Septicémie mentale

antigoneuh

     Sept fois. Pas six, ni huit. Sept. Ne me demandez pas pourquoi. Ma vie dépend du chiffre sept, et la vôtre aussi, croyez-moi.

     Sept jours sur sept, mon réveil sonne à sept heures. Je me lève, me lave sept fois les mains,  constate sept fois que le dentifrice est correctement rebouché, reviens autant de fois devant le miroir pour m’assurer d’être convenablement rasé. Avant de partir, sept fois je vérifie que le gaz est éteint, le compteur d’électricité coupé, et ma chemise bien boutonnée. Puis j’enfile sept fois la clé dans la serrure pour être certain du double verrouillage de la porte d'entrée.

     Sur le quai du métro, je m’empresse de regarder le Système d’Information En Ligne et lorsqu’un des deux chiffres annonce un train dans sept minutes, je suis confiant pour la journée. Entassé dans le wagon, sept fois j’ouvre ma serviette pour découvrir que tout y est. Puis j’attrape mon téléphone, vérifie l’heure sept fois et si pendant ce temps une minute a passé, tout ce petit rituel est à recommencer.

     Arrivé au travail, j’appuie sept fois sur le bouton de l’ascenseur, puis autant de fois sur le bouton actualiser de ma boîte e-mail, même si aucun nouveau message n’apparaît  puisque tous ont été chargés. Dans mes tableaux Excel, sept fois je refais les calculs malgré les formules automatisées. A l’heure du déjeuner, je m’applique à décomposer chaque aliment : un steak en sept bouchées, un yaourt en sept cuillérées, un verre d’eau en sept gorgées. Heureusement je ne fume pas, sept cigarettes d’affilée, ça serait mauvais pour ma santé. Sans passer par dehors, j’emprunte les escaliers, mon bureau est au quatrième et si vous me suivez, vous comprendrez pourquoi il me faut redescendre trois étages afin de pouvoir les remonter. Alors je me prépare un thé que je laisse infuser sept minutes puis refroidir aussi longtemps avant de consentir à l’avaler.

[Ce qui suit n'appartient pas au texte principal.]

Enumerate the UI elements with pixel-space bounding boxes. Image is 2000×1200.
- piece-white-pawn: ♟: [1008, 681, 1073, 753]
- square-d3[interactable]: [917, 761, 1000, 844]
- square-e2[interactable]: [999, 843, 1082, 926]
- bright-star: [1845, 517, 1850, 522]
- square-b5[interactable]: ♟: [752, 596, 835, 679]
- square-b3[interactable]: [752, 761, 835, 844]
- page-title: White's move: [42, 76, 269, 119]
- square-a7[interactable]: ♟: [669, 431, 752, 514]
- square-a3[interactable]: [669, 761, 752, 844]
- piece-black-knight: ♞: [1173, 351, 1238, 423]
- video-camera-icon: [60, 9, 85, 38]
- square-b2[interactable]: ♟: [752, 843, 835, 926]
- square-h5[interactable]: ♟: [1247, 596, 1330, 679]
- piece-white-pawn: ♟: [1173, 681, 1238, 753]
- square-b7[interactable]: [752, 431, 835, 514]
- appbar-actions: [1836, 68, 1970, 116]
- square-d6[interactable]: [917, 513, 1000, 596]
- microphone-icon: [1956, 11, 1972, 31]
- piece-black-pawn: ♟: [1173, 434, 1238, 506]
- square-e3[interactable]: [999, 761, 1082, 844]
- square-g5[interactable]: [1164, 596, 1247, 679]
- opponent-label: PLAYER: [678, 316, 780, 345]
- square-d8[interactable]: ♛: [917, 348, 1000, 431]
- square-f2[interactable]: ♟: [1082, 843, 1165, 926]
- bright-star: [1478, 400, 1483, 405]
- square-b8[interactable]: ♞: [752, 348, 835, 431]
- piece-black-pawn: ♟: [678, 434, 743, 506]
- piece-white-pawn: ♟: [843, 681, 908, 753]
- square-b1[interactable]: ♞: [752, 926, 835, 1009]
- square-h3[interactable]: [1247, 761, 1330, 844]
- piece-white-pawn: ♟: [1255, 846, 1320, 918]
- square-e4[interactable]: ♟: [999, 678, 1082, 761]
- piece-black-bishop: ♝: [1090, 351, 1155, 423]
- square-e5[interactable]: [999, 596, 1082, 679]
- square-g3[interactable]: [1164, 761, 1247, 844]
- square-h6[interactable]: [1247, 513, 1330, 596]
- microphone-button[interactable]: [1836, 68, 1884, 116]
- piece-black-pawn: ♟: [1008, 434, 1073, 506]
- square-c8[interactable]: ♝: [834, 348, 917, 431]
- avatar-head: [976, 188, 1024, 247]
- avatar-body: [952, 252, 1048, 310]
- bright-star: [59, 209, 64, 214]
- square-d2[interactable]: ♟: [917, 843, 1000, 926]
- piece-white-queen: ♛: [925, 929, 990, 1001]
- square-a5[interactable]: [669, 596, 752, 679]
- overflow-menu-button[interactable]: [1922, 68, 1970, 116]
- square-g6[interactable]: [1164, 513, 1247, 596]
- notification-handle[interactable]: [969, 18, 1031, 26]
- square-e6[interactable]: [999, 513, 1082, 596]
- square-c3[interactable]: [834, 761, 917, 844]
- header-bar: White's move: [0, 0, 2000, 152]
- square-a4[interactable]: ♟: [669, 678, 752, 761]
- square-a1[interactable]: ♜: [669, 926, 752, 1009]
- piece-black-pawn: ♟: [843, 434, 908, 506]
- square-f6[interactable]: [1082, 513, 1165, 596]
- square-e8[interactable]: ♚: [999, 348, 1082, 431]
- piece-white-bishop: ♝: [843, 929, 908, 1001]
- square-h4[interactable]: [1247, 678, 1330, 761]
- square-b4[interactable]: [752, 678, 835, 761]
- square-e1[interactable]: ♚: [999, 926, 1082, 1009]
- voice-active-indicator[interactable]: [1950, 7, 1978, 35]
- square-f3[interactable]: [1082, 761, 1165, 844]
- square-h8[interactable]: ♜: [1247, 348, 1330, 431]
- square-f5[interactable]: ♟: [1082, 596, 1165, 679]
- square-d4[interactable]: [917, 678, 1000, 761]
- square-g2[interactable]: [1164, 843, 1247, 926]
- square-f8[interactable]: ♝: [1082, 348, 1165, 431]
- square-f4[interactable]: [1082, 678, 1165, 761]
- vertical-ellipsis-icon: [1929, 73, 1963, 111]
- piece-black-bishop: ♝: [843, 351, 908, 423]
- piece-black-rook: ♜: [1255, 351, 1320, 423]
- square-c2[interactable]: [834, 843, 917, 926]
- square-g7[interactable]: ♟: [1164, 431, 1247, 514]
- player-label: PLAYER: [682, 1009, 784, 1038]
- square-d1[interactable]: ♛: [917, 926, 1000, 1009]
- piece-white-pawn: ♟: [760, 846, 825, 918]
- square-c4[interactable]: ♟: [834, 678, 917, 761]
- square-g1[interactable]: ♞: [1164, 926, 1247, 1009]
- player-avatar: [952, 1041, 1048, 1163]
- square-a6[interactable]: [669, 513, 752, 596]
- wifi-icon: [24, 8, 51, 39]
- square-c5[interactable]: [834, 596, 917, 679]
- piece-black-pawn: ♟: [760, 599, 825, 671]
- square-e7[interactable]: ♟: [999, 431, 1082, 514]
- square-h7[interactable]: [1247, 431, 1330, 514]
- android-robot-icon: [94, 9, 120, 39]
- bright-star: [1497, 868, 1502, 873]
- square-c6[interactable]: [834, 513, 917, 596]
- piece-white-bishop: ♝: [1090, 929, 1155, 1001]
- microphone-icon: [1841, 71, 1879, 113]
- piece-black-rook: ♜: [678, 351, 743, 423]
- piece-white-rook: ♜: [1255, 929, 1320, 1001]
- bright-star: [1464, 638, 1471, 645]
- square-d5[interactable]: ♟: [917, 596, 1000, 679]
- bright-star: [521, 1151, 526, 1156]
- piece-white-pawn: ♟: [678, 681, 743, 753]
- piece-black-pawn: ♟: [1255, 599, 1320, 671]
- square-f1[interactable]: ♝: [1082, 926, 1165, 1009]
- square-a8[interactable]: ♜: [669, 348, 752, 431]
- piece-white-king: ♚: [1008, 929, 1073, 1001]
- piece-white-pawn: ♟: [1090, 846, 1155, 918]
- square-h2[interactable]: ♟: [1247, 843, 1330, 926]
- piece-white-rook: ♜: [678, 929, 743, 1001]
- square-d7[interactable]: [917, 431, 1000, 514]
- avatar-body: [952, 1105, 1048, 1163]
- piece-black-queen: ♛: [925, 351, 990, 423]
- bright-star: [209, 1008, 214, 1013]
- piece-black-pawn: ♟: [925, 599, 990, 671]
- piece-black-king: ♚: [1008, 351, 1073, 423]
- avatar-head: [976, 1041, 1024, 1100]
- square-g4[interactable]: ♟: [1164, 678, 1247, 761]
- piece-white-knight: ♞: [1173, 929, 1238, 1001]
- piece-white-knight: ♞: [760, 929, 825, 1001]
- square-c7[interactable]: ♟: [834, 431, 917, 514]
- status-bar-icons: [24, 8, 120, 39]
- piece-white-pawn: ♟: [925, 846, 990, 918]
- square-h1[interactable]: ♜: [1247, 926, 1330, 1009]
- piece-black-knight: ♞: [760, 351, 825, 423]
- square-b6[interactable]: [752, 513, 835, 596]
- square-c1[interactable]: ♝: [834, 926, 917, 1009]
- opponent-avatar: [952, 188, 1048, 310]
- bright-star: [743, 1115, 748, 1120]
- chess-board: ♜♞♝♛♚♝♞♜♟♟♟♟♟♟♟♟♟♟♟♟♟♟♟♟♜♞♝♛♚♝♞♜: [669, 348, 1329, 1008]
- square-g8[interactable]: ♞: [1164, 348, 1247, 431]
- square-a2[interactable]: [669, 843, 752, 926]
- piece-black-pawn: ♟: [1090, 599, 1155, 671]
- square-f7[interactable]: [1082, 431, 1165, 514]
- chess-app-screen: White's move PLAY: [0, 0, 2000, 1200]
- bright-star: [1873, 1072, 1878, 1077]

     En fin de journée, j’attends sept heures précises pour allumer la télé. Au nombre de sept catastrophes assenées, je mets l’appareil hors tension et lis sept pages avant de me coucher. Je ne m’endors jamais avant de m’être retourné sept fois. Malheureusement, je ne contrôle pas mes rêves, ce qui commence à m’inquiéter. Si je pouvais choisir, au risque que vous vous moquiez, croyez-bien que je m’appliquerais à rêver des sept merveilles du monde, des sept samouraïs ou même des sept nains, histoire de voir Blanche-Neige débarquer.   

     Je devine ce que vous pensez, qu’il s’agit là d’une toquade d’homme seul ou d’une inclinaison mystique pour un chiffre sacré. Pourtant, je ne choisis pas : j’obéis. Je n’ai jamais mon mot à dire malgré parfois un sentiment sournois d’absurdité. Je dois le faire c’est tout et dois le faire sept fois pour contenir un monde impatient de nous filer entre les doigts. En comptant je me sauve, et vous avec : j’empêche qu’une bombe n’explose et ne crève vos enfants, qu’un tremblement de terre ne détruise vos maisons, qu’une guerre chimique n’empoisonne votre eau. Ne baissez pas les yeux, il s’en faut de peu pour que tout éclate : la haine à petit feu vous la voyez chaque jour bouillir dans le regard des gens, le poison de leur bouche vous atteint trop souvent, vous vous cognez à leurs glaciales armures et craignez dans leurs mains l’artillerie sans filet de notre technologie de pointe. Un désastre est en marche avec pour armée des recrues ignorantes entraînées malgré elles au confort moderne de l’insensibilité, voilà sept fois plutôt qu’une ce que je dois neutraliser. Ne riez pas, au moins ne suis-je pas comme vous à crever secrètement de trouille en attendant la catastrophe. Je n’ai pas peur moi, je calcule.

     Il faut d’ailleurs que je vous laisse, mon chiffre de bataille me rappelle à l’ordre en m’ordonnant de vous quitter. Il est temps pour moi de mourir afin de mieux vous protéger. Rassurez-vous, j’ai sept vies comme un chat et je compte bien en profiter. Je m’en vais donc trouver un toit où grimper puis à sept je sauterai. Quand je ressusciterai, le monde ira mieux, vous verrez.